Mi compañero, que no solía hablar demasiado a no ser que se le realizara alguna pregunta concreta, sonrió ante tan absurda conversación. Seguimos caminando hasta que llegamos a las escaleras que llevaban al tercer piso.

En esta ocasión se podían comprar todo tipo de utensilios y enseres para el cuidado y cría de cualquier especie viviente. Para los menos atrevidos existía una amplia gama de merchandising como carteras para ir al colegio, estuches y monederos, tazas para el café o infusiones, entre otros objetos más típicos de una tienda de todo a un euro. Encontré las escaleras que subían hasta el cuarto piso, y a pesar de que se estaba haciendo tarde decidimos subir. Mi amiga y mi compañero parecían haber hecho buenas migas y desde hacía un rato no paraban de hablar. Cuando les grité desde las escaleras si subían conmigo o no, sólo recibí un “Ves tirando, ya iremos” que me decepcionó bastante.

Como era lógico, faltaban los animales marinos. Delfines, todo tipo de peces de agua dulce y salada, ballenas, focas y tantos otros convivían en unas gigantescas piscinas. El lugar era precioso y estaba muy iluminado; ni los más selectos balnearios podían competir con aquellas increíbles instalaciones. Pasadas un par de piscinas abiertas, en las que estaba permitido tocar a los animales, había un par de tiendas de regalos. Una muchacha vestida de rojo se acercó a donde yo me encontraba para informarme de que, si me apetecía, podía subir al piso de arriba a tomar un baño, a lo que no tardé en responder afirmativamente.

Cuando subí al último piso me encontré con una pequeña piscina oscura en la que sólo había una chica de aproximadamente mi edad. La habitación me recordó vagamente a la piscina de mi gimnasio de barrio. Había mucho vapor y el ambiente era demasiado cálido y agobiante. A la chica no le pareció demasiado bien verme aparecer por allí, ya que frunció el ceño en cuanto le dije hola. Tenía el semblante enfadado y de repente me dijo:

– No deberían haberte dejado pasar. ¡No deberían! Estoy harta de no estar nunca tranquila.

No me dio tiempo a responderle, puesto que me giró la cara y se zambulló en el agua. Mi sorpresa fue enorme cuando me di cuenta de que una sirena acababa de hablarme.

Al parecer la muchacha que me había guiado hasta allí debió de haber oído la corta conversación, puesto que apareció por el pasillo a los pocos segundos y me pidió disculpas.

– Lo sentimos muchísimo –me decía–, normalmente está de buen humor, pero lo mejor es que ahora la dejemos en paz.

Cuando volvimos a la planta de animales acuáticos allí se encontraban mis dos compañeros. No había demasiada gente en aquel lugar, y mientras mi amiga y yo íbamos a comprar algún detalle como recuerdo de aquel magnífico y extraño zoológico, mi compañero se perdía entre las distintas piscinas y charcas, observando cada especie como si fuese la primera vez que la veía.

Mi amiga y yo, no sé muy bien por qué, discutimos acerca de lo que debíamos comprar, por lo que finalmente salimos sin haber gastado un euro, yo pidiéndole disculpas al joven empleado de la tienda y asegurándole que volveríamos después. (Tengo que añadir aquí que, aunque fuera sola, yo iba a volver, ya que el chico me había llamado mucho la atención). Entonces vimos entrar a un hombre muy atractivo que, tras hablar con la muchacha del puesto de información, se dirigió con paso firme hacia una de las piscinas en forma de laguna para luego meterse en el agua.

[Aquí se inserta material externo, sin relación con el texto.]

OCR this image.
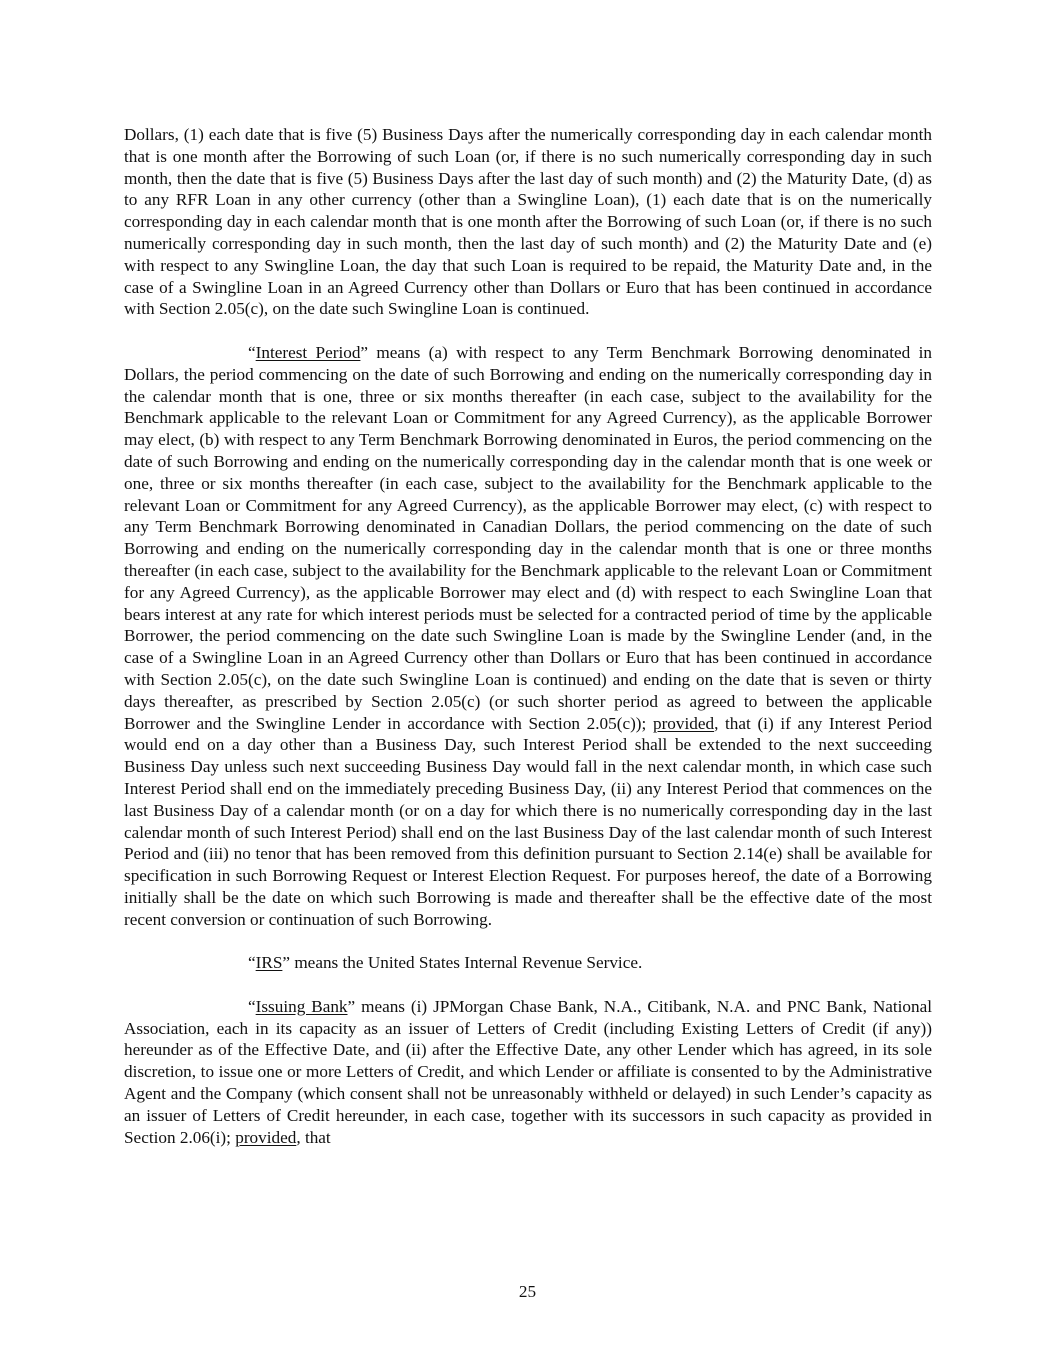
Dollars, (1) each date that is five (5) Business Days after the numerically corresponding day in each calendar month that is one month after the Borrowing of such Loan (or, if there is no such numerically corresponding day in such month, then the date that is five (5) Business Days after the last day of such month) and (2) the Maturity Date, (d) as to any RFR Loan in any other currency (other than a Swingline Loan), (1) each date that is on the numerically corresponding day in each calendar month that is one month after the Borrowing of such Loan (or, if there is no such numerically corresponding day in such month, then the last day of such month) and (2) the Maturity Date and (e) with respect to any Swingline Loan, the day that such Loan is required to be repaid, the Maturity Date and, in the case of a Swingline Loan in an Agreed Currency other than Dollars or Euro that has been continued in accordance with Section 2.05(c), on the date such Swingline Loan is continued.

“Interest Period” means (a) with respect to any Term Benchmark Borrowing denominated in Dollars, the period commencing on the date of such Borrowing and ending on the numerically corresponding day in the calendar month that is one, three or six months thereafter (in each case, subject to the availability for the Benchmark applicable to the relevant Loan or Commitment for any Agreed Currency), as the applicable Borrower may elect, (b) with respect to any Term Benchmark Borrowing denominated in Euros, the period commencing on the date of such Borrowing and ending on the numerically corresponding day in the calendar month that is one week or one, three or six months thereafter (in each case, subject to the availability for the Benchmark applicable to the relevant Loan or Commitment for any Agreed Currency), as the applicable Borrower may elect, (c) with respect to any Term Benchmark Borrowing denominated in Canadian Dollars, the period commencing on the date of such Borrowing and ending on the numerically corresponding day in the calendar month that is one or three months thereafter (in each case, subject to the availability for the Benchmark applicable to the relevant Loan or Commitment for any Agreed Currency), as the applicable Borrower may elect and (d) with respect to each Swingline Loan that bears interest at any rate for which interest periods must be selected for a contracted period of time by the applicable Borrower, the period commencing on the date such Swingline Loan is made by the Swingline Lender (and, in the case of a Swingline Loan in an Agreed Currency other than Dollars or Euro that has been continued in accordance with Section 2.05(c), on the date such Swingline Loan is continued) and ending on the date that is seven or thirty days thereafter, as prescribed by Section 2.05(c) (or such shorter period as agreed to between the applicable Borrower and the Swingline Lender in accordance with Section 2.05(c)); provided, that (i) if any Interest Period would end on a day other than a Business Day, such Interest Period shall be extended to the next succeeding Business Day unless such next succeeding Business Day would fall in the next calendar month, in which case such Interest Period shall end on the immediately preceding Business Day, (ii) any Interest Period that commences on the last Business Day of a calendar month (or on a day for which there is no numerically corresponding day in the last calendar month of such Interest Period) shall end on the last Business Day of the last calendar month of such Interest Period and (iii) no tenor that has been removed from this definition pursuant to Section 2.14(e) shall be available for specification in such Borrowing Request or Interest Election Request. For purposes hereof, the date of a Borrowing initially shall be the date on which such Borrowing is made and thereafter shall be the effective date of the most recent conversion or continuation of such Borrowing.

“IRS” means the United States Internal Revenue Service.

“Issuing Bank” means (i) JPMorgan Chase Bank, N.A., Citibank, N.A. and PNC Bank, National Association, each in its capacity as an issuer of Letters of Credit (including Existing Letters of Credit (if any)) hereunder as of the Effective Date, and (ii) after the Effective Date, any other Lender which has agreed, in its sole discretion, to issue one or more Letters of Credit, and which Lender or affiliate is consented to by the Administrative Agent and the Company (which consent shall not be unreasonably withheld or delayed) in such Lender’s capacity as an issuer of Letters of Credit hereunder, in each case, together with its successors in such capacity as provided in Section 2.06(i); provided, that

25
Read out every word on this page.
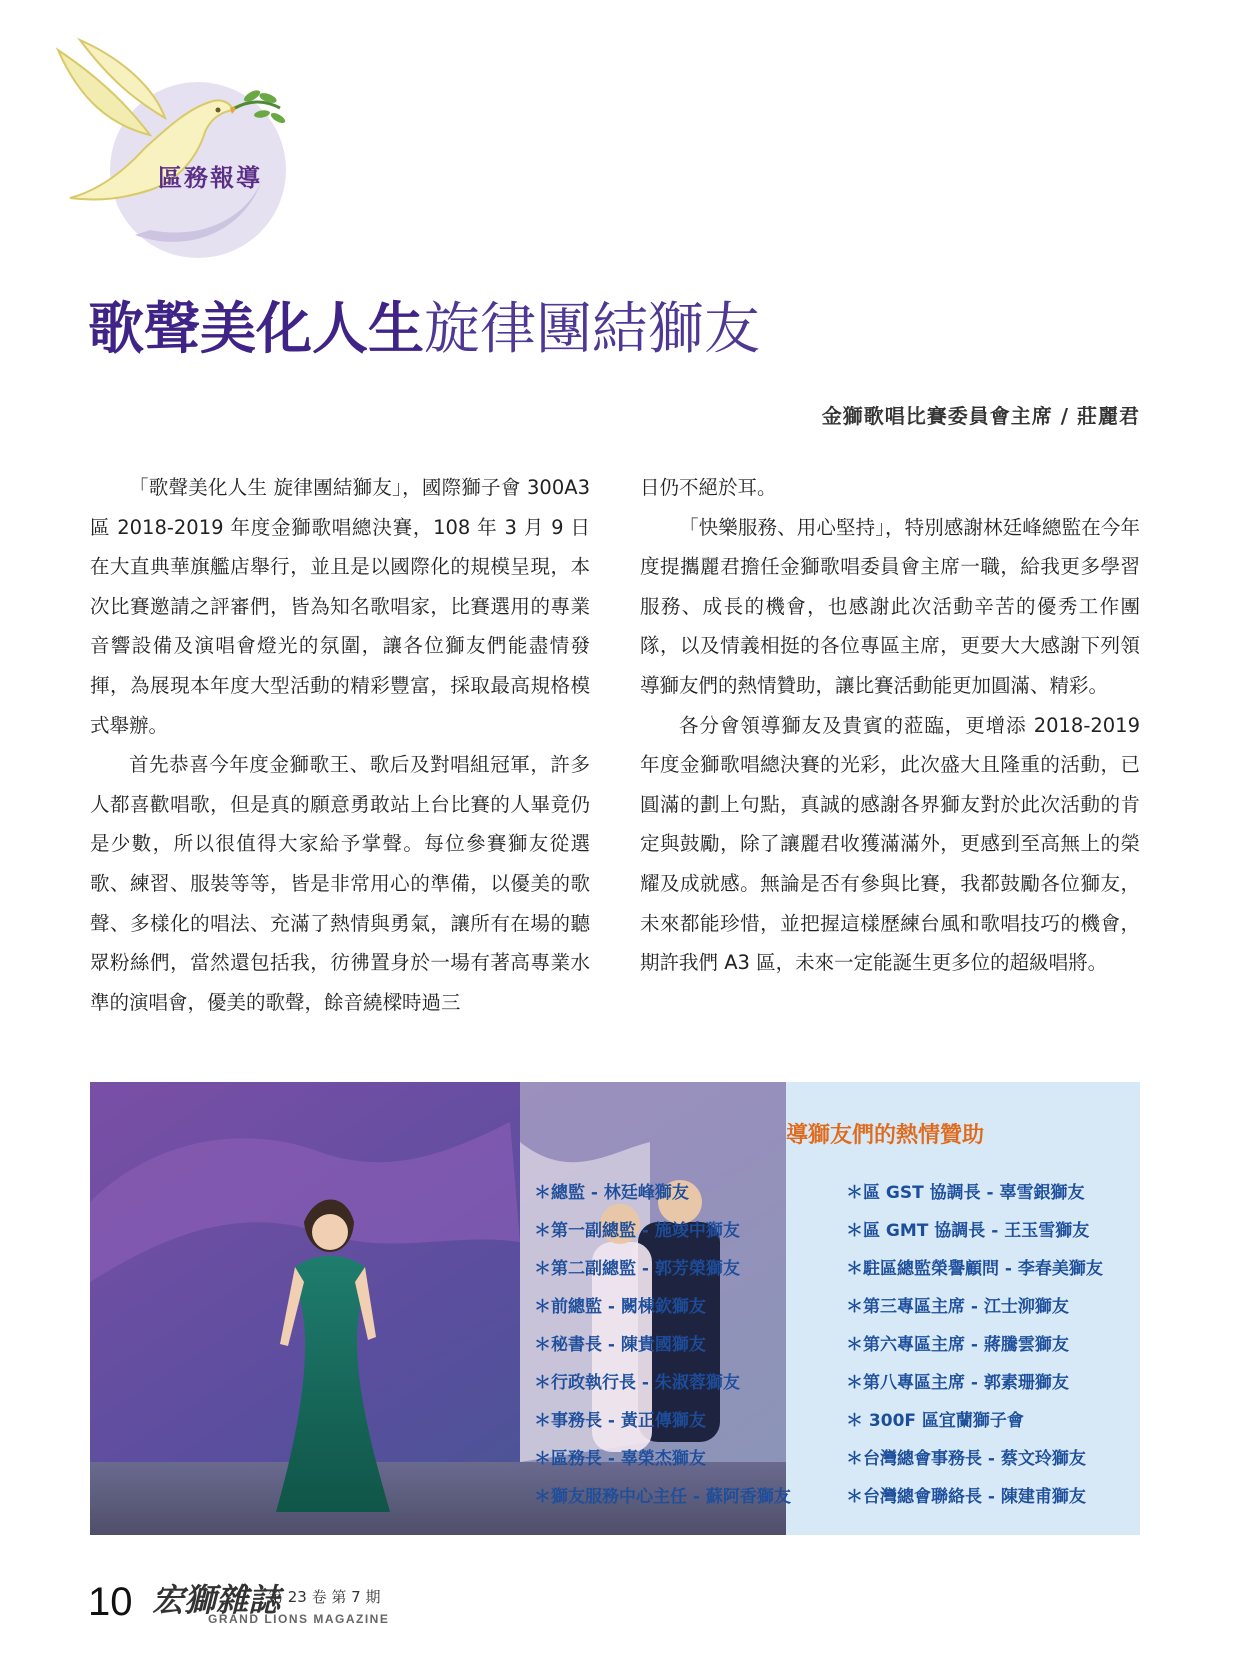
區務報導
歌聲美化人生旋律團結獅友
金獅歌唱比賽委員會主席 / 莊麗君

「歌聲美化人生 旋律團結獅友」，國際獅子會 300A3 區 2018-2019 年度金獅歌唱總決賽，108 年 3 月 9 日在大直典華旗艦店舉行，並且是以國際化的規模呈現，本次比賽邀請之評審們，皆為知名歌唱家，比賽選用的專業音響設備及演唱會燈光的氛圍，讓各位獅友們能盡情發揮，為展現本年度大型活動的精彩豐富，採取最高規格模式舉辦。

首先恭喜今年度金獅歌王、歌后及對唱組冠軍，許多人都喜歡唱歌，但是真的願意勇敢站上台比賽的人畢竟仍是少數，所以很值得大家給予掌聲。每位參賽獅友從選歌、練習、服裝等等，皆是非常用心的準備，以優美的歌聲、多樣化的唱法、充滿了熱情與勇氣，讓所有在場的聽眾粉絲們，當然還包括我，彷彿置身於一場有著高專業水準的演唱會，優美的歌聲，餘音繞樑時過三

日仍不絕於耳。

「快樂服務、用心堅持」，特別感謝林廷峰總監在今年度提攜麗君擔任金獅歌唱委員會主席一職，給我更多學習服務、成長的機會，也感謝此次活動辛苦的優秀工作團隊，以及情義相挺的各位專區主席，更要大大感謝下列領導獅友們的熱情贊助，讓比賽活動能更加圓滿、精彩。

各分會領導獅友及貴賓的蒞臨，更增添 2018-2019 年度金獅歌唱總決賽的光彩，此次盛大且隆重的活動，已圓滿的劃上句點，真誠的感謝各界獅友對於此次活動的肯定與鼓勵，除了讓麗君收獲滿滿外，更感到至高無上的榮耀及成就感。無論是否有參與比賽，我都鼓勵各位獅友，未來都能珍惜，並把握這樣歷練台風和歌唱技巧的機會，期許我們 A3 區，未來一定能誕生更多位的超級唱將。

導獅友們的熱情贊助
＊總監 - 林廷峰獅友
＊第一副總監 - 施竣中獅友
＊第二副總監 - 郭芳榮獅友
＊前總監 - 闕棟欽獅友
＊秘書長 - 陳貴國獅友
＊行政執行長 - 朱淑蓉獅友
＊事務長 - 黃正傳獅友
＊區務長 - 辜榮杰獅友
＊獅友服務中心主任 - 蘇阿香獅友
＊區 GST 協調長 - 辜雪銀獅友
＊區 GMT 協調長 - 王玉雪獅友
＊駐區總監榮譽顧問 - 李春美獅友
＊第三專區主席 - 江士泖獅友
＊第六專區主席 - 蔣騰雲獅友
＊第八專區主席 - 郭素珊獅友
＊ 300F 區宜蘭獅子會
＊台灣總會事務長 - 蔡文玲獅友
＊台灣總會聯絡長 - 陳建甫獅友
10 宏獅雜誌
第 23 卷 第 7 期
GRAND LIONS MAGAZINE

¿Estaba permitido hacer eso? Mis dos acompañantes ya estaban bastante aburridos del lugar, por lo que mientras yo observaba maravillada lo que sucedía en esa laguna ellos decidían marcharse. Yo les pedí que por favor se quedasen cinco minutos más; al fin y al cabo había sido yo quien les había mostrado aquel extraño lugar, y me lo debían. Mientras ellos se decidían pude ver cómo el hombre se acababa de convertir en un pequeño tiburón. Completamente perpleja, le pregunté a la muchacha de información de qué iba todo eso.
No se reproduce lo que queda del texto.